We'll then over-clock both systems to maximum stable performance and repeat our suite of tests. It's pretty straight forward finding the sweet spot on the Intel system. Either your CPU or DDR will be the limiting factor and in this case the 3.2C maxed out just over 3800 MHz and the DDR was able to match that speed at good timings of 2-3-3-6 and we were ready to go. There's a bit more to consider with the AMD system. Not only do you need to find your system's Max CPU and DDR clocks, CPU multiplier and managing your HTT around the 1000 mark also come into play.
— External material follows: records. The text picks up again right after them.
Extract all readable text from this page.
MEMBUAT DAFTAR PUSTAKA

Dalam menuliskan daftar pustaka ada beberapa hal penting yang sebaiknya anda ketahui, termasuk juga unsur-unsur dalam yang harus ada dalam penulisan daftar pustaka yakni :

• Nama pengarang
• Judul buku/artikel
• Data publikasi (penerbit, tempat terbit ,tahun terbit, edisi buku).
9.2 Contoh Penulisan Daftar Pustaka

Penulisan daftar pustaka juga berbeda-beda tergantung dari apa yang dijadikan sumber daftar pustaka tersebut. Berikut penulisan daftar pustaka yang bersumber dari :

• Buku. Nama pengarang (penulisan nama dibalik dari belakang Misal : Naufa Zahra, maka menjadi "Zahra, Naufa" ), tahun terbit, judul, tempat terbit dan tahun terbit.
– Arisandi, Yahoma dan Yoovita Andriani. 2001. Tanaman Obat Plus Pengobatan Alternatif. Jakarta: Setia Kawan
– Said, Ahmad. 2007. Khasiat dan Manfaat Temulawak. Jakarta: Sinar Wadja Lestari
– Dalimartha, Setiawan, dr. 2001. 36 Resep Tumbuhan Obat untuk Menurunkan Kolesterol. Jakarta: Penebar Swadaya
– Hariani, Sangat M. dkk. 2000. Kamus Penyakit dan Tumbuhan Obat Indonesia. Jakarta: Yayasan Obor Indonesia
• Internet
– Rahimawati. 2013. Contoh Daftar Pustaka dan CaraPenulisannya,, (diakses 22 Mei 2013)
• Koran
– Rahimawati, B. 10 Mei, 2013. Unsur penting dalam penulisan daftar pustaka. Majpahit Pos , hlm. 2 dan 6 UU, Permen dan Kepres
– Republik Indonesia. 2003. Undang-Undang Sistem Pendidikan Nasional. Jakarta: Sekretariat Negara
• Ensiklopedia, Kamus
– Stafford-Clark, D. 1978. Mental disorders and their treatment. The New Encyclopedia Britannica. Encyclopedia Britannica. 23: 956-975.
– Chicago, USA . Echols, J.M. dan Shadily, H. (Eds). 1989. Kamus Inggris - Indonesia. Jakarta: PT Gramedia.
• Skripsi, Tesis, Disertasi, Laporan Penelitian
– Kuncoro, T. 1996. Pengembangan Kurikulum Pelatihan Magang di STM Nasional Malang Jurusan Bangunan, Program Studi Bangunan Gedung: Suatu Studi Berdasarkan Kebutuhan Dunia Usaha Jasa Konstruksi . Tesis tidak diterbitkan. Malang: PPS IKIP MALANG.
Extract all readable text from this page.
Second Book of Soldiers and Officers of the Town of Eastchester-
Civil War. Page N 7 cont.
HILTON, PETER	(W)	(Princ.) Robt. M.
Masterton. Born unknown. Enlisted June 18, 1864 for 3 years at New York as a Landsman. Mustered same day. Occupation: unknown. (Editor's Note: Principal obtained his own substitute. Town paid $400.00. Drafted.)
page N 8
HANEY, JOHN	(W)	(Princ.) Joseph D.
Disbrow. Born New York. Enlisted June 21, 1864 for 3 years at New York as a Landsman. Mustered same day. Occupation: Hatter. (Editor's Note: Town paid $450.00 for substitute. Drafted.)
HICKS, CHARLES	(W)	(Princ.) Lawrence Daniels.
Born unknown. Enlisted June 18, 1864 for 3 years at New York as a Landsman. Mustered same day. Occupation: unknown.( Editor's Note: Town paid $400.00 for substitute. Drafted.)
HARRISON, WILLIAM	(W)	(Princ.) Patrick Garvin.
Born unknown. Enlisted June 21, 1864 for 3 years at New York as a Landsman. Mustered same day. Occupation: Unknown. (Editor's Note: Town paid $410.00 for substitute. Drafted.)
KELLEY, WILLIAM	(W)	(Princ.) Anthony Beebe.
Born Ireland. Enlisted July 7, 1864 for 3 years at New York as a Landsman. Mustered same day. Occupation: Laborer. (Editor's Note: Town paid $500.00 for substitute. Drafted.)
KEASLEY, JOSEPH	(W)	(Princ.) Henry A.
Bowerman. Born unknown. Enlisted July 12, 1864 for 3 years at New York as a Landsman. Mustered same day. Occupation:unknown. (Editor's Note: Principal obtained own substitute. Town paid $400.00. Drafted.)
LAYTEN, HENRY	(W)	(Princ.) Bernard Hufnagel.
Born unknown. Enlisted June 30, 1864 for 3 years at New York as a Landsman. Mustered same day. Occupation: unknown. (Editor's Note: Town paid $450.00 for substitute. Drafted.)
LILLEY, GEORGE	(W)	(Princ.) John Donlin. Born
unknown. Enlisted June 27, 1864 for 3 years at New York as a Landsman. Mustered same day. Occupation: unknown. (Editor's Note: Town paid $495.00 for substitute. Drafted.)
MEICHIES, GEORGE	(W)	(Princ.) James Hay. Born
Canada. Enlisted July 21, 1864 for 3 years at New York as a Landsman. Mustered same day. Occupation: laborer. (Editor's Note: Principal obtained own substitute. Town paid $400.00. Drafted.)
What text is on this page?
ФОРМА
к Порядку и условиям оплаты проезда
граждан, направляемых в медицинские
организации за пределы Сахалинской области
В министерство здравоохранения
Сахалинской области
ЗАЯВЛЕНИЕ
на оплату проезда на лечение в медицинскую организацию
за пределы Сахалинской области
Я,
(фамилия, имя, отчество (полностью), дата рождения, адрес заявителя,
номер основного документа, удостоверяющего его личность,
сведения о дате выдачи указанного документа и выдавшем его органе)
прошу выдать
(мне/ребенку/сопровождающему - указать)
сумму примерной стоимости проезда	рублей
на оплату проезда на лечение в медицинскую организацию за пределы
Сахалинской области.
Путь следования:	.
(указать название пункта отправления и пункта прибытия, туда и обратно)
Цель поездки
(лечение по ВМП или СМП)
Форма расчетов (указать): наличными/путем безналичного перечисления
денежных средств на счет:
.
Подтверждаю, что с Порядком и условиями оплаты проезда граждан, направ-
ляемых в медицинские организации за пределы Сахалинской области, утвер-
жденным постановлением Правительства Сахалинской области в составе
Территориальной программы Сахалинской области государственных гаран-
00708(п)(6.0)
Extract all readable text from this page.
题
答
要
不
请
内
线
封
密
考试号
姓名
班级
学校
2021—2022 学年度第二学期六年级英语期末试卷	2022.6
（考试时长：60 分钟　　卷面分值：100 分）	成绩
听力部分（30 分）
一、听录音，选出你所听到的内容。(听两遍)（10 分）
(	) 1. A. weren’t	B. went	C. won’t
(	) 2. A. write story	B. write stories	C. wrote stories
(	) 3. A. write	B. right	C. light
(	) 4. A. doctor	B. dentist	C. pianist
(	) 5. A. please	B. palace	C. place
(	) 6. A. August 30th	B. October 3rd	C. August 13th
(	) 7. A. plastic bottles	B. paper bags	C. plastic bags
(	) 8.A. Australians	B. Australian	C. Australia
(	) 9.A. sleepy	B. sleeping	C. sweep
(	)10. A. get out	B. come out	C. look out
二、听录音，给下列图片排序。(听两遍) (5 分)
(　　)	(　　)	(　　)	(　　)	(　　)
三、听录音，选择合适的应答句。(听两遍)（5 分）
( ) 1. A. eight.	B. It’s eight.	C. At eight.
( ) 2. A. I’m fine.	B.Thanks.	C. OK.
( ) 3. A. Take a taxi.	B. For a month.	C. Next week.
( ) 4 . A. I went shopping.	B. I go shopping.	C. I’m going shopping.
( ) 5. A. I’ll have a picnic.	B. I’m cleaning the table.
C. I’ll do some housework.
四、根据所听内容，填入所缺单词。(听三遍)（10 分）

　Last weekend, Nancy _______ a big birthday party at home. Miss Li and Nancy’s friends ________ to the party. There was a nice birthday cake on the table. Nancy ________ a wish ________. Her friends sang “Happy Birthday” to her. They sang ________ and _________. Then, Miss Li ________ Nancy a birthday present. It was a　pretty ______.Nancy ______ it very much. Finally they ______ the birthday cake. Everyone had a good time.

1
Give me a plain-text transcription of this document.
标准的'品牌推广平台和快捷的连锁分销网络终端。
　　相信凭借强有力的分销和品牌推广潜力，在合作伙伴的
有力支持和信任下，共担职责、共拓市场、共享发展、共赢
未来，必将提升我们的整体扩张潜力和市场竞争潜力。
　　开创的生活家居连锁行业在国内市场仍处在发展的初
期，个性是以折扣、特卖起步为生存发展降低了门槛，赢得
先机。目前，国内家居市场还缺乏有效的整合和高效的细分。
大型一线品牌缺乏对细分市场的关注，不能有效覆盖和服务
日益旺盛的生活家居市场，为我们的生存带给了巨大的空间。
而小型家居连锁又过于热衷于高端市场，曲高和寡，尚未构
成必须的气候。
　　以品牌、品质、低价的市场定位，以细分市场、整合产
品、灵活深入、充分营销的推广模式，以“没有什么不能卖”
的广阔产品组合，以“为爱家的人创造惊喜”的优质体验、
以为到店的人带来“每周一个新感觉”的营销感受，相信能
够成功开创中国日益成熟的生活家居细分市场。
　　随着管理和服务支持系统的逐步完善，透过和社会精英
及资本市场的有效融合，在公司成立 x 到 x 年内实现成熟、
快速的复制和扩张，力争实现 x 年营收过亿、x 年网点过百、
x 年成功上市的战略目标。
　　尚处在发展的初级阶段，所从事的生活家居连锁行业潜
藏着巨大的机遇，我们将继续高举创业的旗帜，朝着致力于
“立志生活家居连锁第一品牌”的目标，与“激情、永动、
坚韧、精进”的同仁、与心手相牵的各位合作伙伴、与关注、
Max Vdimm being an issue best performance was CPU @ 2661 MHz and DDR at 2-3-3-7.
- Intel @ 238 FSB
- CPU @ 3808 MHz
- DDR 476 @ 2-3-3-6
Intel
- AMD @ 242FSB/ 11X Multiplier/4X HTT
- CPU @ 2661 MHz
- DDR 484 @ 2-3-3-7
AMD
Tests
CPU Performance: Super_PI 32M, hexus_pifast
DDR Performance: SiSoftware Sandra Unbuffered Memory Bandwidth Benchmark, Everest Home Read/Write/Latency.
Game Performance: Half Life2 (HardwareOC d13c17), Doom3 (Benchemall), AquaMark and 3DMark 2005. Both video cards ran at their stock settings throughout the tests. Antialiasing and anisotropic filtering were set to application controlled, vertical sync was disabled, and image quality was set to "High Quality" in the nVidia control panel.